= Richard Pendlebury =

British mathematician (1847 – 1902)

Richard Pendlebury (1847–1902) was a British mathematician, musician, bibliophile and mountaineer.

Pendlebury was born in Liverpool on 28 March 1847 and educated at Liverpool College. He went up to St John's College, Cambridge in 1866 and graduated senior wrangler in 1870: he was then elected to a college fellowship. He was appointed University Lecturer in Mathematics in 1888. He collected early mathematical books and printed music, donating his collections to his college and university. His presentation of a collection of music books and manuscripts to the Fitzwilliam Museum stimulated the formation of the Music Faculty at Cambridge University and the university's Pendlebury Library of Music is named after him.
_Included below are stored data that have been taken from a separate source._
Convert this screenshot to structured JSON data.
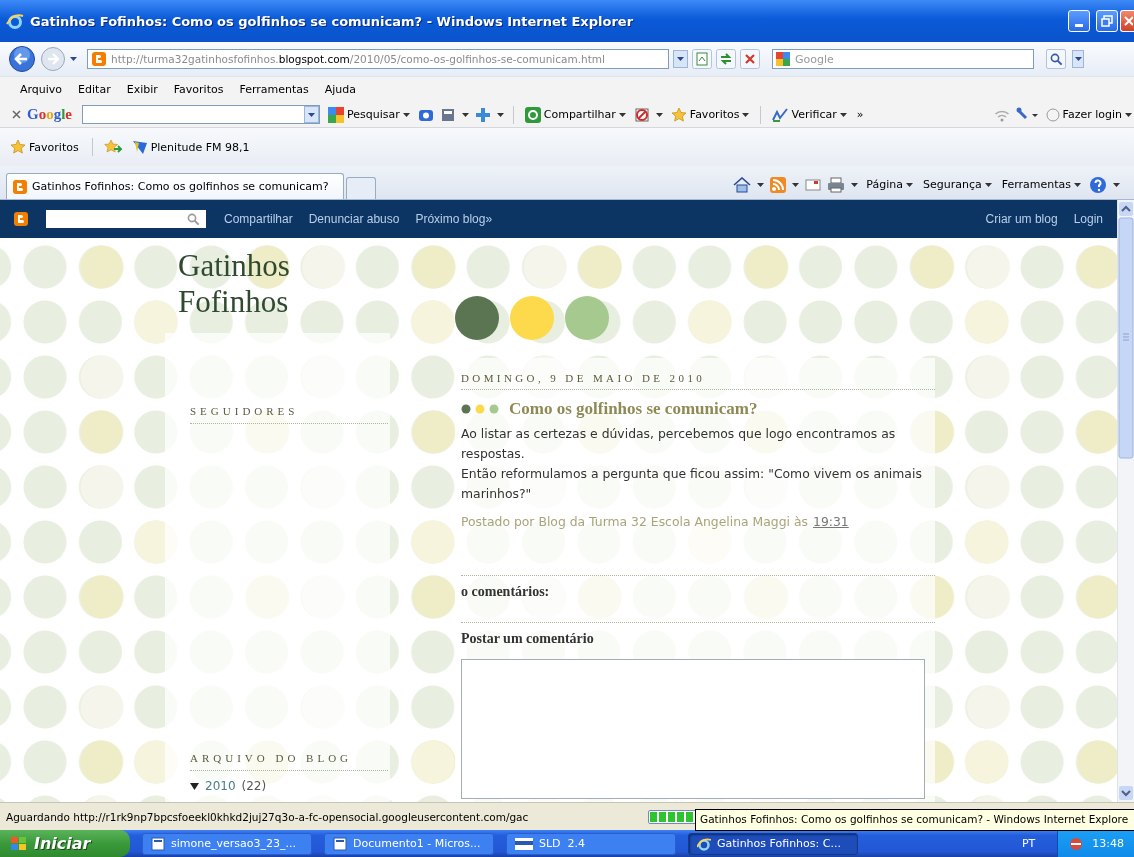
{
  "window": {
    "title": "Gatinhos Fofinhos: Como os golfinhos se comunicam? - Windows Internet Explorer"
  },
  "address_bar": {
    "url": "http://turma32gatinhosfofinhos.**blogspot.com**/2010/05/como-os-golfinhos-se-comunicam.html",
    "search_placeholder": "Google"
  },
  "menu": [
    "Arquivo",
    "Editar",
    "Exibir",
    "Favoritos",
    "Ferramentas",
    "Ajuda"
  ],
  "google_toolbar": {
    "logo": "Google",
    "items": [
      "Pesquisar",
      "Compartilhar",
      "Favoritos",
      "Verificar",
      "»",
      "Fazer login"
    ]
  },
  "favorites_bar": {
    "label": "Favoritos",
    "links": [
      "Plenitude FM 98,1"
    ]
  },
  "tabs": [
    {
      "label": "Gatinhos Fofinhos: Como os golfinhos se comunicam?",
      "selected": true
    }
  ],
  "command_bar": [
    "Página",
    "Segurança",
    "Ferramentas"
  ],
  "blogger_navbar": {
    "links": [
      "Compartilhar",
      "Denunciar abuso",
      "Próximo blog»"
    ],
    "right_links": [
      "Criar um blog",
      "Login"
    ]
  },
  "blog": {
    "title": "Gatinhos Fofinhos",
    "sidebar": [
      {
        "heading": "SEGUIDORES"
      },
      {
        "heading": "ARQUIVO DO BLOG",
        "archive": [
          {
            "year": "2010",
            "count": "(22)",
            "expanded": true
          }
        ]
      }
    ],
    "post": {
      "date": "DOMINGO, 9 DE MAIO DE 2010",
      "title": "Como os golfinhos se comunicam?",
      "paragraphs": [
        "Ao listar as certezas e dúvidas, percebemos que logo encontramos as respostas.",
        "Então reformulamos a pergunta que ficou assim: \"Como vivem os animais marinhos?\""
      ],
      "byline": "Postado por Blog da Turma 32 Escola Angelina Maggi às",
      "time": "19:31",
      "comments_heading": "o comentários:",
      "post_comment_heading": "Postar um comentário"
    }
  },
  "status_bar": {
    "text": "Aguardando http://r1rk9np7bpcsfoeekl0khkd2juj27q3o-a-fc-opensocial.googleusercontent.com/gac",
    "progress": {
      "level": 0.96
    },
    "tooltip": "Gatinhos Fofinhos: Como os golfinhos se comunicam? - Windows Internet Explore"
  },
  "taskbar": {
    "start": "Iniciar",
    "tasks": [
      {
        "label": "simone_versao3_23_...",
        "selected": false
      },
      {
        "label": "Documento1 - Micros...",
        "selected": false
      },
      {
        "label": "SLD  2.4",
        "selected": false
      },
      {
        "label": "Gatinhos Fofinhos: C...",
        "selected": true
      }
    ],
    "language": "PT",
    "clock": "13:48"
  }
}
Most of his more difficult alpine expeditions were made with his brother, W. M. Pendlebury and it was with his brother, along with Rev. C Taylor and the guide Ferdinand Imseng, that he made the first ascent of the east face of the alpine peak Monte Rosa from Macugnaga in 1872. His first ascent of the Pic Olan, on 8 July 1875, was made with Arthur Cust.

The Pendlebury Traverse on Pillar Rock in Cumberland bears his name, he took part in the first ascent of this climb in September 1872, along with his brother William and Frederick Gardiner, but it was actually Gardiner who initiated and led the climb.

In his later years Pendlebury moved to Keswick, Cumbria where he died on 13 March 1902.